The Stock Market’s Super Bowl Indicator Is More Accurate Than You Think

Dow Jones
Yesterday

U.S. equity futures will open for trading on Sunday around half an hour before the Seattle Seahawks and the New England Patriots face off during Super Bowl LX in Santa Clara, Calif. However, investors might want to wait for the final whistle of the game before they start preparing for Monday’s opening bell.

Winston Churchill once said that democracy is the worst form of government, apart from all the others. The Super Bowl indicator, a decades-old piece of Wall Street folklore, might be the worst form of prediction, but it’s weirdly one of the most accurate.

Developed in 1978 by New York Times sportswriter Leonard Koppett, the indicator suggests that a Super Bowl victory for the NFL’s National Football Conference (NFC) representative portends a bull market for stocks, whereas a win for the American Football Conference (AFC) team signals a bear market.

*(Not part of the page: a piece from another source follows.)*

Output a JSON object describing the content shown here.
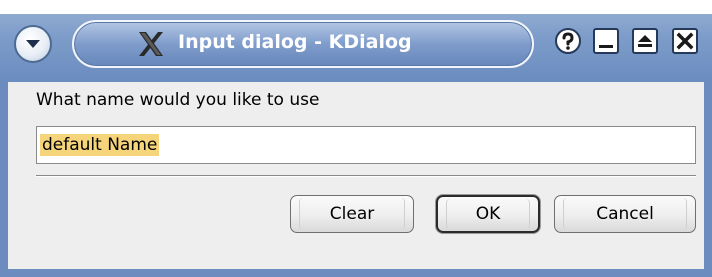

Absurd, right? However, starting from Super Bowl I, held at the Los Angeles Coliseum in 1967, and tracking market reaction to the various champions all the way up to 1997, the Super Bowl indicator had a 90% success rate. It’s slumped to around 40% since then, but it still provides a 70% accuracy rate over its nearly 60-year data set.

But there’s more.

“First things first, don’t ever invest based on who wins the Super Bowl, what will happen at halftime, or the coin toss, or how bad the refs will be,” said Ryan Detrick, chief market strategist at Carson Group, in a note.

“The Super Bowl Indicator is totally random, but it turns out that when looking at the previous 59 Super Bowls, stocks do better when an NFC team wins the big game,” he added.

A lot better, in fact. Detrick notes that the average annual gain for the S&P 500 since 1967 has been 9.2%, with 43 up years and 16 decliners. However, when NFC teams have won the Super Bowl, the index has averaged a 10.2% annual gain and had positive years nearly three-quarters of the time after those victories. For the AFC victory years, the average yearly gain is 8.1%, with positive years for the benchmark coming in at 69%.

That’s from a data set in which the NFC has 30 Super Bowl victories, and the AFC has 29. Yet according to Detrick’s number-crunching, the size of the actual victory itself may be more important.

“That’s right, when it is a single-digit win in the Super Bowl, the S&P 500 is up less than 7% on average and higher about 62.5% of the time. A double-digit win? Things jump to 11% and 80%,” he said, adding that these figures are in no way related to actual stock performance.

Now, sports are all about momentum, and any gambler will tell you that winning streaks are real—so putting all your financial market faith in this year’s NFC champion, the Seattle Seahawks, might not be your best bet.

“Stocks have gained over the full year 12 of the past 13 times when a team from the AFC won the championship, going back 21 years,” he added. “In fact, the only time stocks were lower was in 2015, when the full year ended down -0.7%.”

And if all of this metadata wasn’t spooky enough, here’s a quick reminder as to who contested the Super Bowl in 2015: The New England Patriots and the Seattle Seahawks.

Markets resume their regular programming on Monday, of course, following a big Friday rebound that saw the Dow Jones Industrial Average close north of the 50,000 point level for the first time on recordand the S&P 500 post itsstrongest one-day gain since May.

So enjoy the game, regardless of which team you’re supporting—or whether you think the outcome will have any impact on stocks over the coming year. But if you do…well, at least there’s some data to support it.